FingaretteD
Em um sentido mais literal, meu mundo é minha história. A estrutura do meu mundo não é meramente análoga à estrutura da história. A forma como minha vida tem significado para si é a mesma que na narrativa. Ou seja, experimento minha vida como uma sequência de eventos no tempo relacionados a pessoas, ações, emoções, intenções, esperanças, medos. Esses são os elementos da narrativa também — ao contrário, por exemplo, dos termos em que entendemos a física, ou a biologia, ou a matemática. Experimento e entendo o que está acontecendo em minha vida exatamente nos mesmos termos em que entendo uma história. Por essa razão, as histórias nos fascinam de uma maneira que as equações químicas não fascinam.
Minha consciência do mundo, como a consciência do Narrador de uma história, desempenha um papel fundamental no estabelecimento de qual tom e ritmo, quais temas dominarão. Eu me esforço para dar sentido às coisas que as pessoas fazem. O que significa — “dar sentido à vida”? Significa simplesmente encaixar os elementos no que considero ser uma narrativa coerente. Isso é o que o Narrador de uma história faz, mas com liberdade (e habilidade) muito maior do que eu tenho na vida real.

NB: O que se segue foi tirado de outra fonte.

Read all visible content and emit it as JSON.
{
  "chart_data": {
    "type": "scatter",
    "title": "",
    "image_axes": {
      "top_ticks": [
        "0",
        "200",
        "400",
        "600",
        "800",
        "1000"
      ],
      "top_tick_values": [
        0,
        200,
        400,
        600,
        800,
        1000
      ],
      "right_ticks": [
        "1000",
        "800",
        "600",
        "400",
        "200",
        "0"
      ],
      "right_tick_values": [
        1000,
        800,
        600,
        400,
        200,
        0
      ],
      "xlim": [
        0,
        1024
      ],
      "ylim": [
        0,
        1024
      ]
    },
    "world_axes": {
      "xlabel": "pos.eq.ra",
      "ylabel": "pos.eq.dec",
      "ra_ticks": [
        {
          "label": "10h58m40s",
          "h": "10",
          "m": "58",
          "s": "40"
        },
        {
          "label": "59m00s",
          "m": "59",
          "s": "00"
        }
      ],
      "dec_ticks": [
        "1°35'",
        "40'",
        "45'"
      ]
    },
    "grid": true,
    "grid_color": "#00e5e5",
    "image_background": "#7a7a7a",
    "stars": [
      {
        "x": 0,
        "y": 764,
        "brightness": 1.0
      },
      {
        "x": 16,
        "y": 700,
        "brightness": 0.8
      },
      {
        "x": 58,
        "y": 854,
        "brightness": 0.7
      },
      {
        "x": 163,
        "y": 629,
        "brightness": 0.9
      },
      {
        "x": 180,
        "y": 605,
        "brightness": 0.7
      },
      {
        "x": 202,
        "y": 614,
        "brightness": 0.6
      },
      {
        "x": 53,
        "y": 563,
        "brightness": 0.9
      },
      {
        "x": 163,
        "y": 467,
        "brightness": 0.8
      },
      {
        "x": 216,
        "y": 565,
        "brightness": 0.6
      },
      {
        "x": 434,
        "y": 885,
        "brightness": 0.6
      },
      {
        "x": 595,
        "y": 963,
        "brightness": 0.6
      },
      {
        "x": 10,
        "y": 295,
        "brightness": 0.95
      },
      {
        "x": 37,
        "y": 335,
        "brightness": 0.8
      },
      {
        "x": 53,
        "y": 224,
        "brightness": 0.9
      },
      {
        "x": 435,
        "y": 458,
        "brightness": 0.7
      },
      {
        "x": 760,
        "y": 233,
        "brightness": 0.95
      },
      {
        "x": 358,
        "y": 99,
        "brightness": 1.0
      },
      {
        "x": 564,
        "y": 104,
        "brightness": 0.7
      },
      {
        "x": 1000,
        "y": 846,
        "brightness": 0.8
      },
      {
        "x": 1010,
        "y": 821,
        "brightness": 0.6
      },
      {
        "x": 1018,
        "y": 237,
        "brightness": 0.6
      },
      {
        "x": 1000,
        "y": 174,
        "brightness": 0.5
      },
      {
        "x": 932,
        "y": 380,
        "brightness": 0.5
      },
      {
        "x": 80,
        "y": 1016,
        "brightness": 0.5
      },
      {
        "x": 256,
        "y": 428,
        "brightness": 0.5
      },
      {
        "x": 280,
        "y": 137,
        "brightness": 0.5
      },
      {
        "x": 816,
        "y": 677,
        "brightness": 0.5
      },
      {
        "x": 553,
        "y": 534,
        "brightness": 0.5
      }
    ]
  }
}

A história da minha vida real não é uma história bem elaborada, não é um romance ou drama esteticamente unificado e coerente; é uma espécie de mistura. É cheia de digressões, subtramas sobrepostas, linhas de ação inacabadas, trivialidades, mudanças de estilo e tom, trechos maçantes. No entanto, na medida em que faz algum sentido, só pode fazê-lo à medida que faz sentido narrativo. Nenhum outro formato servirá.
Não é por acaso que a contação de histórias é ubíqua e frequente entre todos os humanos. Como vidas imaginadas, as histórias oferecem um repertório muito mais rico de experiência de vida do que uma vida sem contação de histórias jamais poderia oferecer.
Uma narrativa não tem significado por si só — ela implica ou pressupõe um contexto, um mundo. A narrativa esquelética ou enredo em um conto de Jane Austen, por exemplo, é coerente, mas em si e por si mesma tem pouco interesse. O enredo inclui alguns cavalheiros rurais, seus mal-entendidos tímidos, seus romances gentis. É o mundo em que eles estão inseridos que se deve apreciar para apreciar a história. Por exemplo, se isso tivesse sido narrado por um escritor sentimentalista popular da época, a narrativa teria sido preenchida em um mundo de romance arquetípico de “penny-novel” (romances baratos). Como narrado à maneira de Jane Austen, a história nos apresenta um mundo luminoso, ressonante de humanidade — um mundo unicamente de Jane Austen. Não é meramente que ela conta a história melhor. No romance barato, a Srta. Bates do romance Emma, de Austen, teria sido uma simples paródia cômica, um alvo de riso e ridículo para nos entreter. No mundo de Jane Austen, a Srta. Bates é um ser humano terno, vulnerável e bem-intencionado. Sorrimos com carinho para sua atrapalhada, como sorrimos para a inocência da criança. A consciência de Austen permeia, colore, molda o mundo em que a narrativa existe. Entrando nesse mundo, também entramos na consciência de Austen, embora ela não seja um personagem na história.
Em suas memórias, o renomado romancista peruano, Mario Vargas Llosa, observa que um amigo próximo e mentor literário o ajudou a entender uma característica essencial da ficção: A ficção, disse seu amigo, é a maneira do romancista de recriar o mundo à sua própria imagem e semelhança, de sutilmente recompô-lo para concordar com seus apetites secretos.